Today I was in the gym, minding my own busines, when I glanced in the mirror and noticed 2 guys pointing at me and laughing. I was wearing headphones and decided to turn off my iPod but keep my headphones on so that I could find out what they were saying. The conversation went something like this:
“I can’t believe this. Leggings for fat people should be like illegal or something, that looks disgusting.”
“yeah man, and while they’re at it they shouldn’t allow ugly people in the gym either.”
So charming, right? Here’s an open letter to the guys who made fun of me at the gym today.
I was feeling pretty awesome until I overheard you. And now I’m just really sad.
Sad that you lack the intellectual capacity to realize that mirrors don’t just exist so that you can admire your biceps, but that other people can see you in it too. Sad that you have the emotional width of a teaspoon. Sad that you feel so bad about yourself that you think you need to trash others just so that you can feel slightly better about yourself. Sad for your mothers, who probably think they have raised kind and decent young men. If only they knew. Sad for the girls that will once love you and the daughters you may once raise.
I do not feel sad for myself though, because, well, I’m a pretty great person.

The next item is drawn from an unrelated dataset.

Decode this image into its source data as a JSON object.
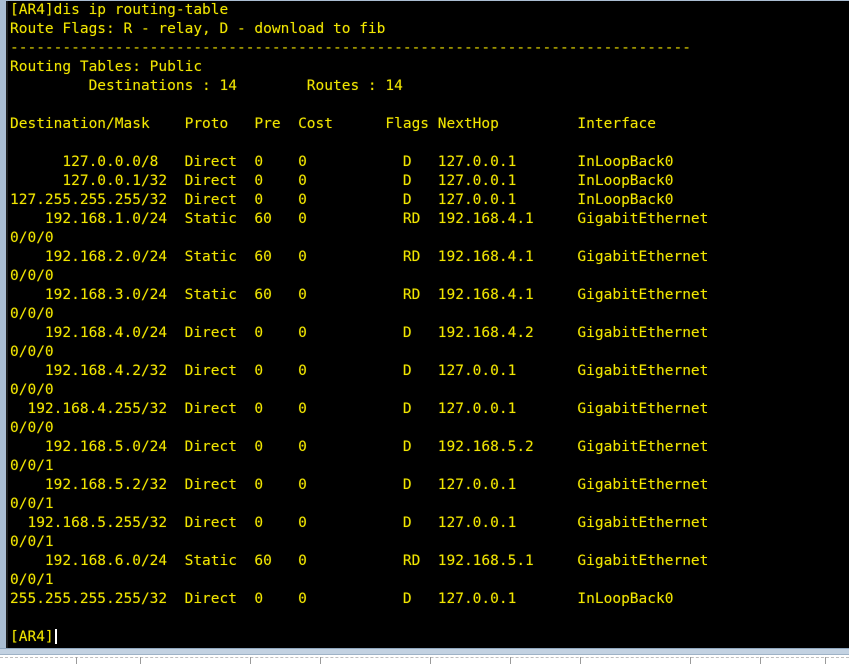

Dear guys, I hope you realize your laughing will have absolutely zero fucking impact on my decision to wear whatever I want. This is what I feel comfortable in, so this is what I will wear. What I look like during a workout is none of your business. So next time the sight of my leggingcovered butt offends you, I suggest you take your opinion, put a nice bow on it, shove it right back where it came from and choke on it.
I hope one day you will learn to see the value of people by the size of their heart – not by the size of their ass in a pair of leggings.